Histoire de cerner un peu plus le creux, j’ai utilisé quelques enregistrements artisanaux (d’un ami flûtiste, d’un autre pianiste, et de ma propre guitare) – plus des fréquences de référence (pas agréable, mais difficile de faire autrement). Les timbres ne me paraissaient pas “justes”, mais je n’arrivais pas, faute de taper assez “large” et assez “fort” à rectifier l’ensemble. Disons que le meilleur compromis que j’ai pu trouver a été d’ajouter +3db autour de 1500Hz et +4db autour de 2500Hz (j’avais d’abord essayé +2 de 1200Hz à 2800Hz, plus +3 à 2Khz sans que ça fonctionne) – en baissant le général de 4db évidemment. Il faudrait peut-être même ajouter plus, mais je ne suis pas certain que ça ne fasse pas trop (sur le plan de ce que des drivers peuvent supporter: et comme ça n’est pas mon casque). Petite précision, car je passe sur les détails: j’ai quand même mis deux fois 4 plombes, une après-midi et une matinée à tâtonner à la recherche de ce compromis (le temps de chercher, de me tromper, d’effacer le fichier par erreur, de recommencer, etc.), mais on doit pouvoir faire mieux. Reste que, cela étant fait, ça change à nouveau la donne.

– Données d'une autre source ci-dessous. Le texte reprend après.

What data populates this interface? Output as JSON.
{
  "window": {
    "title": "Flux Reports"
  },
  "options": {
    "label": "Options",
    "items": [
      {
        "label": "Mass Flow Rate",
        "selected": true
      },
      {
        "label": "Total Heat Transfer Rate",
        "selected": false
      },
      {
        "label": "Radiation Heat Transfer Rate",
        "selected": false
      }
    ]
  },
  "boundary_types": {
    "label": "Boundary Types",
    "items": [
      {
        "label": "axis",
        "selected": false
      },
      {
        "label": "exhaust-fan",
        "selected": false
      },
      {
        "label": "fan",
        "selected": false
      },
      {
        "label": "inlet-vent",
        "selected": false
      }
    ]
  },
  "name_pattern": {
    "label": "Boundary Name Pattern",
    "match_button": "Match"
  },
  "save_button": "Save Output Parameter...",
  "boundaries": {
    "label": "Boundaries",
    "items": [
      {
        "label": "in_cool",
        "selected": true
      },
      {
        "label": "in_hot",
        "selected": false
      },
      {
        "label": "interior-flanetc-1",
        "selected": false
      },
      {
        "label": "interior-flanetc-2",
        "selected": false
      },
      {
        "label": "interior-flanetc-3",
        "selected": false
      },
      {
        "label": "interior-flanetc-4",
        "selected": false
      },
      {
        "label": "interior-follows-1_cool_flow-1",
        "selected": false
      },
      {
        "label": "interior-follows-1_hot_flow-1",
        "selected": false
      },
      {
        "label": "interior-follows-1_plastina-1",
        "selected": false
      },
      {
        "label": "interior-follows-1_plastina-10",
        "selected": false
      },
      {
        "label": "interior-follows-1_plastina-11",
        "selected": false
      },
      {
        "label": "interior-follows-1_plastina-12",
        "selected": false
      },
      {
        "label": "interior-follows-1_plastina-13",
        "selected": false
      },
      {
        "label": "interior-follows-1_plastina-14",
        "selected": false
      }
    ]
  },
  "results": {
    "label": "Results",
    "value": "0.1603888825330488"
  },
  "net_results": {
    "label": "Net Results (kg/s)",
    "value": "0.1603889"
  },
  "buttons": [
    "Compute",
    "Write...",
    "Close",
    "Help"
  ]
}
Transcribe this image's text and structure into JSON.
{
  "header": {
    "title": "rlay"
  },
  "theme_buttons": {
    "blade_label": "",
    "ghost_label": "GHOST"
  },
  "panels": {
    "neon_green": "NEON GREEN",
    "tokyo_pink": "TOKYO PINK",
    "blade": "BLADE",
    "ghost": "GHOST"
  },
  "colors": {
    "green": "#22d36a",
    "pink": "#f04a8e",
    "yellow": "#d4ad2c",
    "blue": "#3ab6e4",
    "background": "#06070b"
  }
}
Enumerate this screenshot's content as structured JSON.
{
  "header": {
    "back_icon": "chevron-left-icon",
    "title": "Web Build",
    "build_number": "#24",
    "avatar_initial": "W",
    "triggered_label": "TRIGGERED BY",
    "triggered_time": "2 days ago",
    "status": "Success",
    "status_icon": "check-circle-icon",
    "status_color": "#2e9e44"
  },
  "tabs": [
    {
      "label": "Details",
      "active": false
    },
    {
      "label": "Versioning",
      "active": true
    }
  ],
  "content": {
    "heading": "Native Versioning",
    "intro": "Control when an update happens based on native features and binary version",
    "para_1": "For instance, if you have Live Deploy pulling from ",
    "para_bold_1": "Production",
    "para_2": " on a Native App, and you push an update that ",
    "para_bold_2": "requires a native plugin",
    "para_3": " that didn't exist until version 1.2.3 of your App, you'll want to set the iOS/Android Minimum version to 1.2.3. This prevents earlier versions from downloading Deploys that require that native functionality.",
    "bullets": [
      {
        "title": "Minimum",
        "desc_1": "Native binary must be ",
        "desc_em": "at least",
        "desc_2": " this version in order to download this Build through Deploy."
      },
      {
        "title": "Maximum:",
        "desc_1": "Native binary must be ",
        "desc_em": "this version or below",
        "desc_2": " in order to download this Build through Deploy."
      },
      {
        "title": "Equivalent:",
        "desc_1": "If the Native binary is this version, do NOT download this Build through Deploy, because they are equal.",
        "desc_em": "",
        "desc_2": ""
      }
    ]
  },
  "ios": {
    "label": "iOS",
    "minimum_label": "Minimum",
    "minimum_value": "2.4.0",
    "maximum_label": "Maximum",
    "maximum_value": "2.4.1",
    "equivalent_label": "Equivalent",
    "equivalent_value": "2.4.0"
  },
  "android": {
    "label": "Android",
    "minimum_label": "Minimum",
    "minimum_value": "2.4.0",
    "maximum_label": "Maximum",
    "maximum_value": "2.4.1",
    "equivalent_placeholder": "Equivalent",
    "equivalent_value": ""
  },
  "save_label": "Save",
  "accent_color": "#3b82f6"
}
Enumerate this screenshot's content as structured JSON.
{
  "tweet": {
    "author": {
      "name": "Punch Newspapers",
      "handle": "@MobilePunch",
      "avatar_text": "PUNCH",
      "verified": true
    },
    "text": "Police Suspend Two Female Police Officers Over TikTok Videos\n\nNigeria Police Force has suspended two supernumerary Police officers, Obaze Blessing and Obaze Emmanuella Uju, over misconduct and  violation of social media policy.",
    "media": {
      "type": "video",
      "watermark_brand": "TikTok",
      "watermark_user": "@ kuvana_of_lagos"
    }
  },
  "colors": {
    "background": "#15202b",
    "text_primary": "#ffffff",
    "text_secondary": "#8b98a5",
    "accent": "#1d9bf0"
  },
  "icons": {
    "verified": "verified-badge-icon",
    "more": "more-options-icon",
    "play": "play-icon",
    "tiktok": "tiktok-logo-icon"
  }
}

J’ai bien entendu le résultat en écoutant l’album Henricus Isaac (du même Savall, que j’ai acheté en même temps que le précédent il y a peu), ainsi que, dans un tout autre genre, le disque de Stochelo Rosenberg et Romane, Gypsy Guitar Masters (un album qui comprend un CD et un DVD), sorti en 2006. Dans le premier cas, on récupère beaucoup de présence et une aération nécessaire dans le haut médium, et dans le second, le piquant cristallin de deux guitares manouches à la fois très incisives et pas acides pour un sou. Agno dirait sans doute que l’ajout d’une équalisation, c’est “de la triche”. À quoi je répondrai que oui, mais que “tous les coups sont permis”! En tout cas, ce petit exercice me démontre que d’une part la modification d’un casque peut réellement changer la donne: un casque, ça n’est pas des drivers, c’est un équilibre dans lequel interviennent des drivers, des coussinets et des oreillettes, et c’est sur ces deux derniers paramètres que l’on peut énormément changer la donne “initiale” (qui n’est en fait que le compromis proposé par le fabriquant: rien de moins, mais rien de plus). Ajoutons-y un petit trucage logiciel, à la fois facile à implanter quand on utilise la dématérialisation et pas très cher (75€ de logiciel, ça n’est pas une somme si élevée), et on grimpe encore dans l’échelle de l’écoute de qualité. Tu me diras qu’il faut la patience d’Agno pour diyer un casque à ce point. Certes. Et je me demande ce qu’il attend pour ouvrir une échoppe!